Authors	BAUMEISTER Julian MAIE Tiago CHATAIN Nicolas GAN Lin WEINBERGEROVÁ Barbora DE TOLEDO Marcelo A. S. ESCHWEILER Joerg MAURER Angela MAYER Jiří KUBEŠOVÁ Blanka RÁČIL Zdeněk SCHUPPERT Andreas COSTA Ivan KOSCHMIEDER Steffen BRUMMENDORF Tim H. GEZER Deniz
Year of publication	2021
Type	Article in Periodical
Magazine / Source	Annals of Hematology
MU Faculty or unit	Faculty of Medicine
Citation
Web	https://link.springer.com/article/10.1007%2Fs00277-021-04615-8
Doi	http://dx.doi.org/10.1007/s00277-021-04615-8
Keywords	MPN; Gene expression; CD34
Description	Myeloproliferative neoplasms (MPN), comprising essential thrombocythemia (ET), polycythemia vera (PV), and primary myelofibrosis (PMF), are hematological disorders of the myeloid lineage characterized by hyperproliferation of mature blood cells. The prediction of the clinical course and progression remains difficult and new therapeutic modalities are required. We conducted a CD34(+) gene expression study to identify signatures and potential biomarkers in the different MPN subtypes with the aim to improve treatment and prevent the transformation from the rather benign chronic state to a more malignant aggressive state. We report here on a systematic gene expression analysis (GEA) of CD34(+) peripheral blood or bone marrow cells derived from 30 patients with MPN including all subtypes (ET (n = 6), PV (n = 11), PMF (n = 9), secondary MF (SMF; post-ET-/post-PV-MF; n = 4)) and six healthy donors.
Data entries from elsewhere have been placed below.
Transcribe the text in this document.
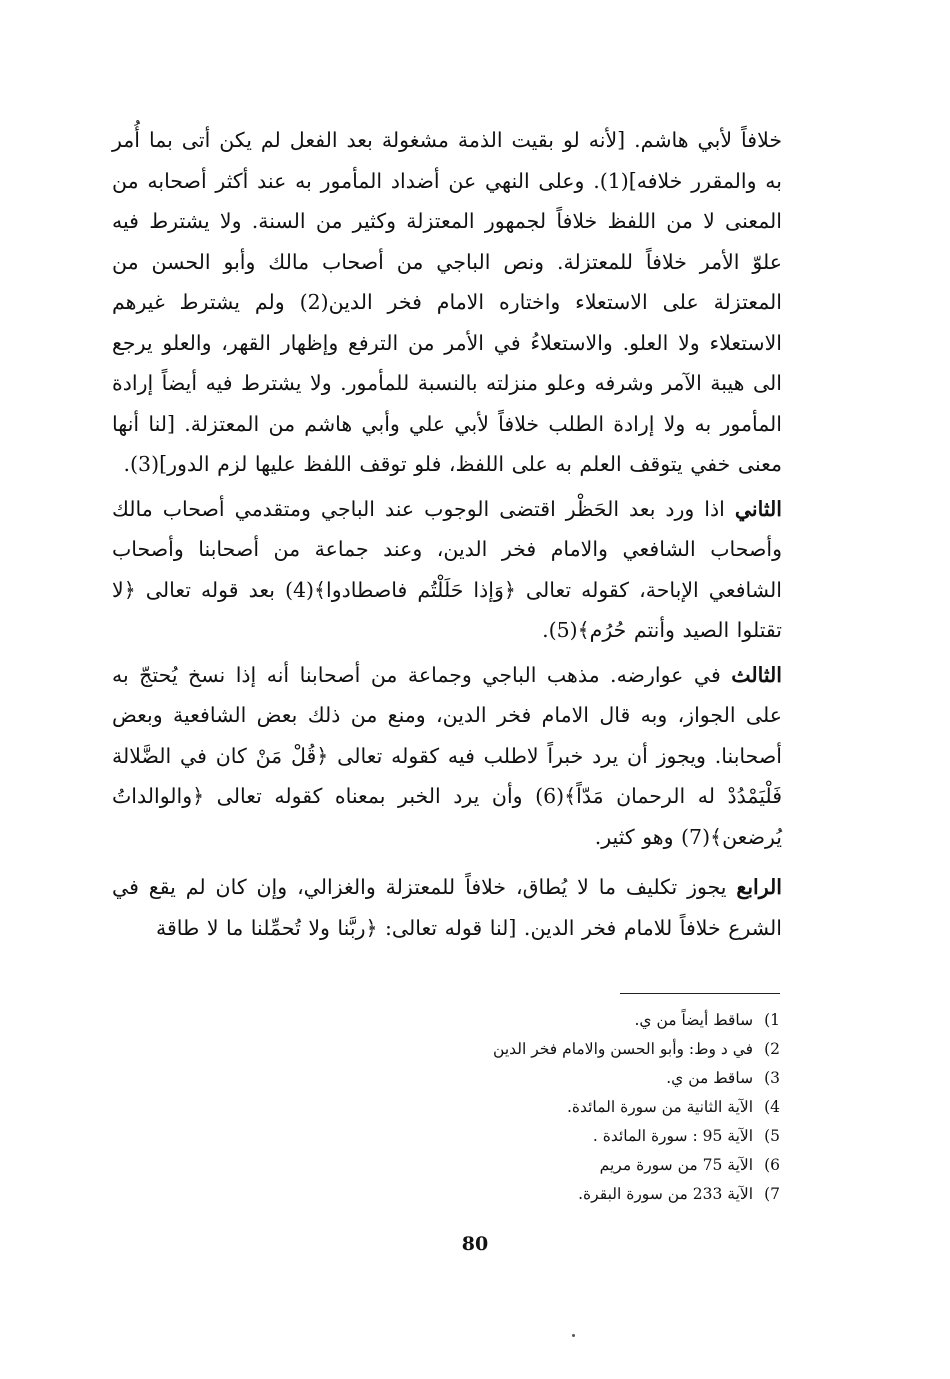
خلافاً لأبي هاشم. [لأنه لو بقيت الذمة مشغولة بعد الفعل لم يكن أتى بما أُمر به والمقرر خلافه](1). وعلى النهي عن أضداد المأمور به عند أكثر أصحابه من المعنى لا من اللفظ خلافاً لجمهور المعتزلة وكثير من السنة. ولا يشترط فيه علوّ الأمر خلافاً للمعتزلة. ونص الباجي من أصحاب مالك وأبو الحسن من المعتزلة على الاستعلاء واختاره الامام فخر الدين(2) ولم يشترط غيرهم الاستعلاء ولا العلو. والاستعلاءُ في الأمر من الترفع وإظهار القهر، والعلو يرجع الى هيبة الآمر وشرفه وعلو منزلته بالنسبة للمأمور. ولا يشترط فيه أيضاً إرادة المأمور به ولا إرادة الطلب خلافاً لأبي علي وأبي هاشم من المعتزلة. [لنا أنها معنى خفي يتوقف العلم به على اللفظ، فلو توقف اللفظ عليها لزم الدور](3).

الثاني اذا ورد بعد الحَظْر اقتضى الوجوب عند الباجي ومتقدمي أصحاب مالك وأصحاب الشافعي والامام فخر الدين، وعند جماعة من أصحابنا وأصحاب الشافعي الإباحة، كقوله تعالى ﴿وَإذا حَلَلْتُم فاصطادوا﴾(4) بعد قوله تعالى ﴿لا تقتلوا الصيد وأنتم حُرُم﴾(5).

الثالث في عوارضه. مذهب الباجي وجماعة من أصحابنا أنه إذا نسخ يُحتجّ به على الجواز، وبه قال الامام فخر الدين، ومنع من ذلك بعض الشافعية وبعض أصحابنا. ويجوز أن يرد خبراً لاطلب فيه كقوله تعالى ﴿قُلْ مَنْ كان في الضَّلالة فَلْيَمْدُدْ له الرحمان مَدّاً﴾(6) وأن يرد الخبر بمعناه كقوله تعالى ﴿والوالداتُ يُرضعن﴾(7) وهو كثير.

الرابع يجوز تكليف ما لا يُطاق، خلافاً للمعتزلة والغزالي، وإن كان لم يقع في الشرع خلافاً للامام فخر الدين. [لنا قوله تعالى: ﴿ربَّنا ولا تُحمِّلنا ما لا طاقة

1) ساقط أيضاً من ي.
2) في د وط: وأبو الحسن والامام فخر الدين
3) ساقط من ي.
4) الآية الثانية من سورة المائدة.
5) الآية 95 : سورة المائدة .
6) الآية 75 من سورة مريم
7) الآية 233 من سورة البقرة.
80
GEA revealed a variety of differentially regulated genes in the different MPN subtypes vs. controls, with a higher number in PMF/SMF (200/272 genes) than in ET/PV (132/121). PROGEN. analysis revealed significant induction of TNF alpha/NF-kappa B signaling (particularly in SMF) and reduction of estrogen signaling (PMF and SMF). Consistently, inflammatory GO terms were enriched in PMF/SMF, whereas RNA splicing-associated biological processes were downregulated in PMF. Differentially regulated genes that might be utilized as diagnostic/prognostic markers were identified, such as AREG, CYBB, DNTT, TIMD4, VCAM1, and S100 family members (S100A4/8/9/10/12). Additionally, 98 genes (including CLEC1B, CMTM5, CXCL8, DACH1, and RADX) were deregulated solely in SMF and may be used to predict progression from early to late stage MPN.